Ik lees Dagelijks werk van Renate Dorrestein, die weet dat ze doodgaat. Wat schrijf je als je weet dat het je laatste boek is, met die urgentie, als tijd moet voelen alsof je je met een lekke gieter van de kraan naar het bloemenperk haast.
Ze gaat opruimen.
Ze diept teksten op uit haar archief, schrijft er teksten bij.
Ze blikt terug.
Elk boek bevat zaadjes. Door haar wil ik Kurt Vonnegut lezen en Karelische nachten van Louis Ferron, bekroond met de AKO-literatuurprijs, voor wie ze pleitte als jurylid ten koste van Frans Pointl.
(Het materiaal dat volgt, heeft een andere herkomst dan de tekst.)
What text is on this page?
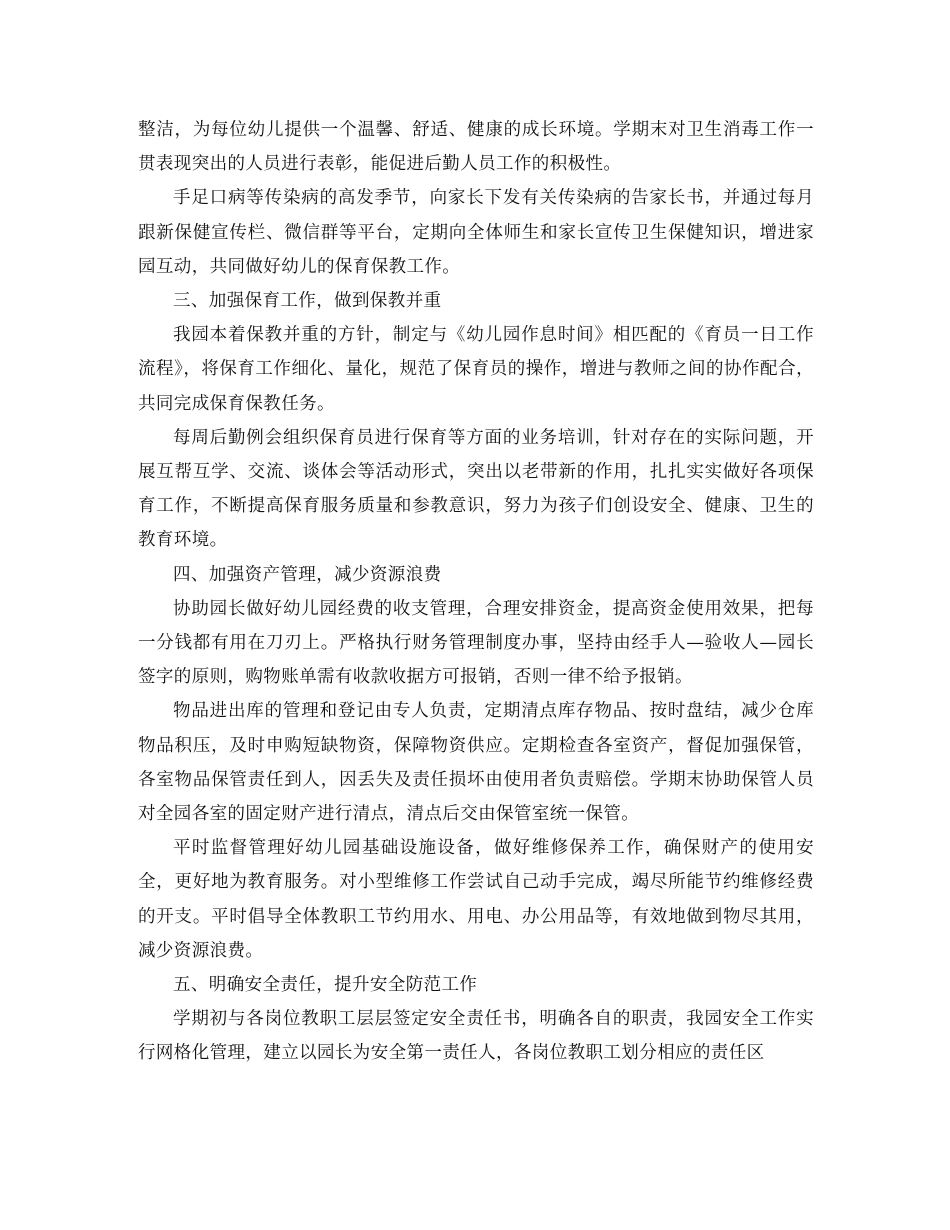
整洁，为每位幼儿提供一个温馨、舒适、健康的成长环境。学期末对卫生消毒工作一贯表现突出的人员进行表彰，能促进后勤人员工作的积极性。

手足口病等传染病的高发季节，向家长下发有关传染病的告家长书，并通过每月跟新保健宣传栏、微信群等平台，定期向全体师生和家长宣传卫生保健知识，增进家园互动，共同做好幼儿的保育保教工作。

三、加强保育工作，做到保教并重

我园本着保教并重的方针，制定与《幼儿园作息时间》相匹配的《育员一日工作流程》，将保育工作细化、量化，规范了保育员的操作，增进与教师之间的协作配合，共同完成保育保教任务。

每周后勤例会组织保育员进行保育等方面的业务培训，针对存在的实际问题，开展互帮互学、交流、谈体会等活动形式，突出以老带新的作用，扎扎实实做好各项保育工作，不断提高保育服务质量和参教意识，努力为孩子们创设安全、健康、卫生的教育环境。

四、加强资产管理，减少资源浪费

协助园长做好幼儿园经费的收支管理，合理安排资金，提高资金使用效果，把每一分钱都有用在刀刃上。严格执行财务管理制度办事，坚持由经手人—验收人—园长签字的原则，购物账单需有收款收据方可报销，否则一律不给予报销。

物品进出库的管理和登记由专人负责，定期清点库存物品、按时盘结，减少仓库物品积压，及时申购短缺物资，保障物资供应。定期检查各室资产，督促加强保管，各室物品保管责任到人，因丢失及责任损坏由使用者负责赔偿。学期末协助保管人员对全园各室的固定财产进行清点，清点后交由保管室统一保管。

平时监督管理好幼儿园基础设施设备，做好维修保养工作，确保财产的使用安全，更好地为教育服务。对小型维修工作尝试自己动手完成，竭尽所能节约维修经费的开支。平时倡导全体教职工节约用水、用电、办公用品等，有效地做到物尽其用，减少资源浪费。

五、明确安全责任，提升安全防范工作

学期初与各岗位教职工层层签定安全责任书，明确各自的职责，我园安全工作实行网格化管理，建立以园长为安全第一责任人，各岗位教职工划分相应的责任区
[Epiloog: na dichtslaan van het boek en luisteren van de podcast met Renate Dorrestein over Dagelijks werk die ze me stuurt terwijl haar hondje op een dekentje ligt en ze er ook naar luistert en na klikken op het web wil ik Karelische nachten niet meer lezen, Kurt Vonnegut wel, en nu ook Mens van Leo Vroman en De ziekte van jij, een dichtbundel van Joost Zwagerman; Karelische nachten ruil ik in voor De zonen van het uitzicht, het debuut van M. Februari uit hetzelfde AKO-literatuurprijsjaar, ‘op het eerste gezicht is deze roman een chaos, een wilde verzameling van citaten, feiten en mythen… een semantische rapsodie‘ (Janet Luis) en op het tweede gezicht lijkt me dat een fantastisch boek, om die reden.]